Company adds several features to its weather report automation

Summit ATMOS

Summit Technology Group says it has added features to its ATMOS Weather Reporting product, including an IPAWS integration that provides more natural-sounding emergency alerts.

“Stations that choose to ignore optional EAS alerts can instead provide an unobtrusive, natural-sounding announcement in its place to convey the same message,” the company said.

“Furthermore, users can use ATMOS’ advanced scripting language (known as ATMOS Markup Language) to create scripts that suit their station branding and include their station name or slogan. When integrated with automation, the product can produce an alert announcement and gracefully insert it into the playlist.”

ATMOS is used by radio and TV stations to automate weather reports in a natural-sounding manner. It uses customizable script templates and AI-powered synthesized speech.

Summit President Paul Stewart was quoted in the announcement saying the intent of the IPAWS integration was to improve public safety in creating alerts that deliver the message without a robotic voice and are delivered without preempting a station’s programming.

“We heard far too often that optional alerts were being ignored on account of the National Weather Service voice engines sounding too robotic and jarring,” he said.

Summit worked with the Federal Emergency Management Agency to implement the interface needed to receive IPAWS alerts, he said. The interface is built on a cloud-based process that is hosted by redundant, geographically-separated tier-3 data centers.

Also new, Sponsor Manager provides a tool to manage advertisers and underwriters and appending their messages to weather reports.

“The new tool allows a user to create a sponsor, write a script, schedule the message and even track the number of times the weather report was performed. This is important considering each weather report may be aired numerous times an hour as prescribed by a station’s format and audience behavior,” the company said.

While the concept isn’t new, Stewart said, the environment makes it easy to edit, synthesize and schedule messages.

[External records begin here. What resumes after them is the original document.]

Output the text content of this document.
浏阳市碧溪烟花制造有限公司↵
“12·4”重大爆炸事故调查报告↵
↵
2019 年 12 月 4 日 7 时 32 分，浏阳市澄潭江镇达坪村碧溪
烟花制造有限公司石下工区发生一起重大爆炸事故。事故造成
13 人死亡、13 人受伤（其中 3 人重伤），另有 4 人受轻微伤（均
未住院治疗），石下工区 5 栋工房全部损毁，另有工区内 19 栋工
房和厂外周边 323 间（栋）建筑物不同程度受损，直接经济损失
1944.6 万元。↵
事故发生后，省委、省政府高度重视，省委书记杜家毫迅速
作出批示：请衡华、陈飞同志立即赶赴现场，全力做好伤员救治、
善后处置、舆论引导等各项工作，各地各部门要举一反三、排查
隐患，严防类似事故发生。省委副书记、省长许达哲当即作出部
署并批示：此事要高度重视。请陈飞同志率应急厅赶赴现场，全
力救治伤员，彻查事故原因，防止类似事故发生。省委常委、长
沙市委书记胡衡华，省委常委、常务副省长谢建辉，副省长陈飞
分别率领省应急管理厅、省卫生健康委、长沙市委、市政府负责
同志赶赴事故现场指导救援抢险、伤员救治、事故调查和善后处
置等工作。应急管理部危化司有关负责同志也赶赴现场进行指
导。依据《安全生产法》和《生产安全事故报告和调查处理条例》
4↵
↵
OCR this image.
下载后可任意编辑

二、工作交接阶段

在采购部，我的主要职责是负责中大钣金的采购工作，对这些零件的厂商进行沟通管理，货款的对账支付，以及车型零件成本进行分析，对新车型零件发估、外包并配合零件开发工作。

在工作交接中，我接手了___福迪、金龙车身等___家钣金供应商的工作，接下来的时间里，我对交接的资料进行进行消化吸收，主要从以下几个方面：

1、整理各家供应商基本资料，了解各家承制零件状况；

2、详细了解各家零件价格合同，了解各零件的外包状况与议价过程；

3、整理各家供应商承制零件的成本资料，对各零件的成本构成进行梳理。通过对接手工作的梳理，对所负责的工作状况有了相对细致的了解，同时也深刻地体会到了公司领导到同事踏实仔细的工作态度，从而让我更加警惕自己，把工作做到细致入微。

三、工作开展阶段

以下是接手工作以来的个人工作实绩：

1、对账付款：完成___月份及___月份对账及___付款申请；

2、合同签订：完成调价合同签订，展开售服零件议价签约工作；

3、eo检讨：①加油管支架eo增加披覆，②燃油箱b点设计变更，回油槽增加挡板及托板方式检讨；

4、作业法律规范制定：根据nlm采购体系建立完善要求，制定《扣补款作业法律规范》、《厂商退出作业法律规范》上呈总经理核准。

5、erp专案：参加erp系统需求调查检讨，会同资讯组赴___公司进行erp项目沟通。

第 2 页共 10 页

Also, ATMOS can now integrate with EAS equipment manufacturers, providing the ability to automate Required Weekly Tests from within ATMOS or through most automation or playout software suites. “This functionality is especially useful when inserted into a playlist to provide graceful execution of RWTs that do not interfere with programming or traffic breaks.”

ATMOS can be configured to provide a linear PCM (wav) file for ingest into automation or can be configured to play out the audio report directly. Subscribers are delivered a desktop application compatible with Windows 7, 8, 10, and Server 2014 or newer.